My dad co-owned a car dealership during the early years of my life. He worked six days and two nights a week, so wasn’t home to eat dinner with the family a few nights a week. My mother had a housekeeper who cooked meals in those early years. Those women cycled through, staying a few years at a time. They were all pretty good cooks, something my mother was not. My mother learned some basic recipes from her sister’s housekeeper: roast beef, meatloaf, spaghetti sauce, brisket, some form of chicken, Swiss steak. I hated Swiss steak.
My brother and I were well-behaved kids. We didn’t horse around too much, had good table manners, did what we were told to do. We weren’t perfect. I was a fussy eater. I had to have the crust cut off sandwiches and then the sandwich had to be cut a certain way. But tuna and PB and J were reliable favorites for lunch. On Sundays, we either went out for, or brought in deli from one of two favorite restaurants in Detroit. I loved mushroom barley soup and made a whole meal out of a bowl of it. I still relish it when I can find it.
When Dad wasn’t around, Rick would try to provoke some reaction from me. He would kick me under the table. The best was to get me laughing until milk came out of my nose. Then he had really accomplished something! That would drive our mother to distraction. She didn’t know how to handle such unruliness. By and large, she didn’t have to. We were good kids. We always ate in the breakfast room unless there was company over, or a birthday party. Then the dining room was set with Mother’s fine china, good linens, silverware and crystal. I have it all now, but never use it, not even when I am serving a holiday meal. I don’t have cleaning help to do all the polishing and ironing.
We moved out of Detroit to Huntington Woods (2 1/2 miles west) in 1963. As best I can remember (such things were not discussed with the kids), Dad’s partner wanted out of the business in 1965; Dad didn’t finish paying for the buy-out until the first semester of my senior in college; ten years later, but before then, for various reasons, the business was underwater and he sold it back to Chrysler at a loss in 1967. He went to work for his cousin, who owned a Buick dealership. The housekeeper was gone. Mom cooked all the meals. Rick was gone, meals were very quiet.
My mother barely knew how to cook. She didn’t teach me. She said having me in the kitchen made her nervous. So I was an unskilled bride when I married in 1974. I learned the same basic recipes as my mother, with a few new variations. I worked each day; Dan went to grad school, either came to the office or came home after class and I cooked a meal for us. We ate on the card table; a wedding gift from my parents’ best friends. On Saturday nights, we went to Tony’s Italian Villa on Rt 9 in Newton for homestyle Italian cooking and on Sundays we joined the rest of the Pfau family at my mother-in-law’s table until they moved to New Orleans in 1977. Then we were on our own. By that time, we had bought our first condo and moved to Acton, very far west of the city. Dan was out of grad school and working in Cambridge. Soon, I would leave for my first sales job in Chicago. Life turned upside down.

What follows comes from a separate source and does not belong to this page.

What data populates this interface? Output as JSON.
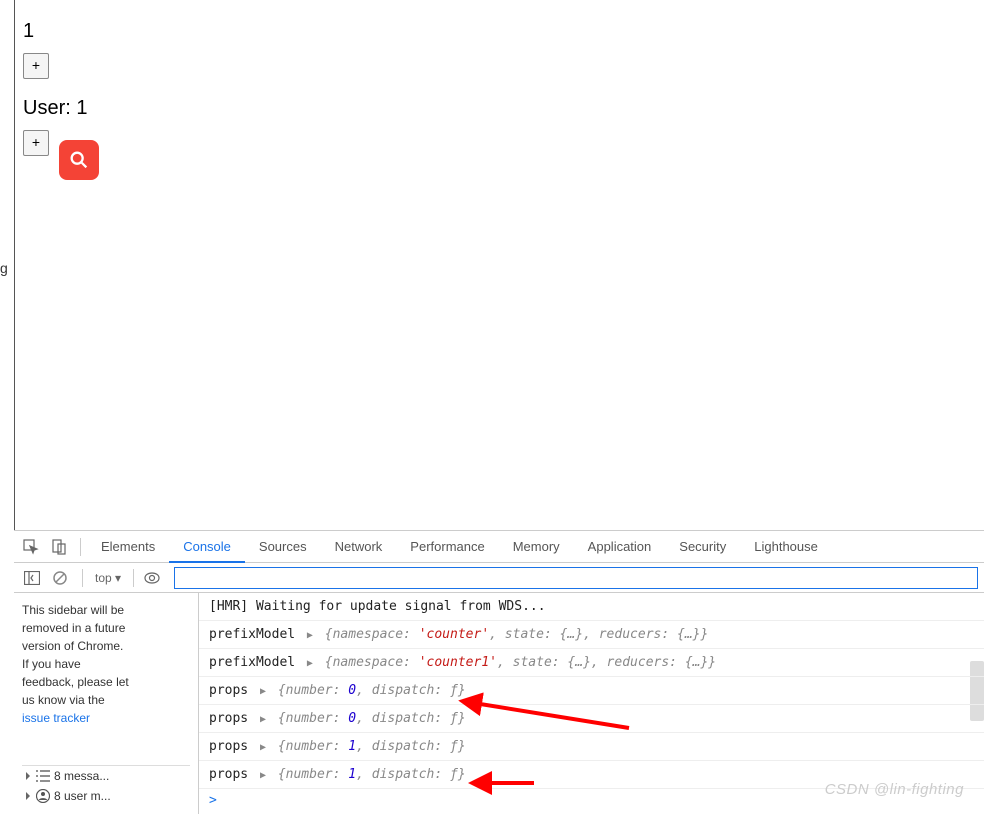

In Chicago, I either traveled, so ate in my hotel, or ate modestly in my apartment. I cooked one meal during my 16 months there. On Thanksgiving, I invited a friend over for meatloaf. Other than that, it was lots of “boiled meals in a bag” (before microwaves) or tuna melt on an English muffin. Christie and I frequently got together for dinner and a movie. She and her family made me and ex officio family member. Dan and I visited about every two or three weekends. Those were like little honeymoons and we really enjoyed ourselves, always going out for fun meals (often with friends) when we got together.
When I returned from Chicago, we lived in the Back Bay, both traveled a lot and from then until I had David in 1985, we ate out almost every night. Why not? We were DINKs – “dual income, no kids” and lived in the city. We enjoyed ourselves. In our last condo – 412 Beacon Street – we had several good friends in the building (with the great luxury of a garage in the rear). If I cooked, everyone had to walk past our unit on the way to the elevator. It was like a big frat house – could they come for dinner? Why not? Lots of fun in that building. We all entertained the others frequently.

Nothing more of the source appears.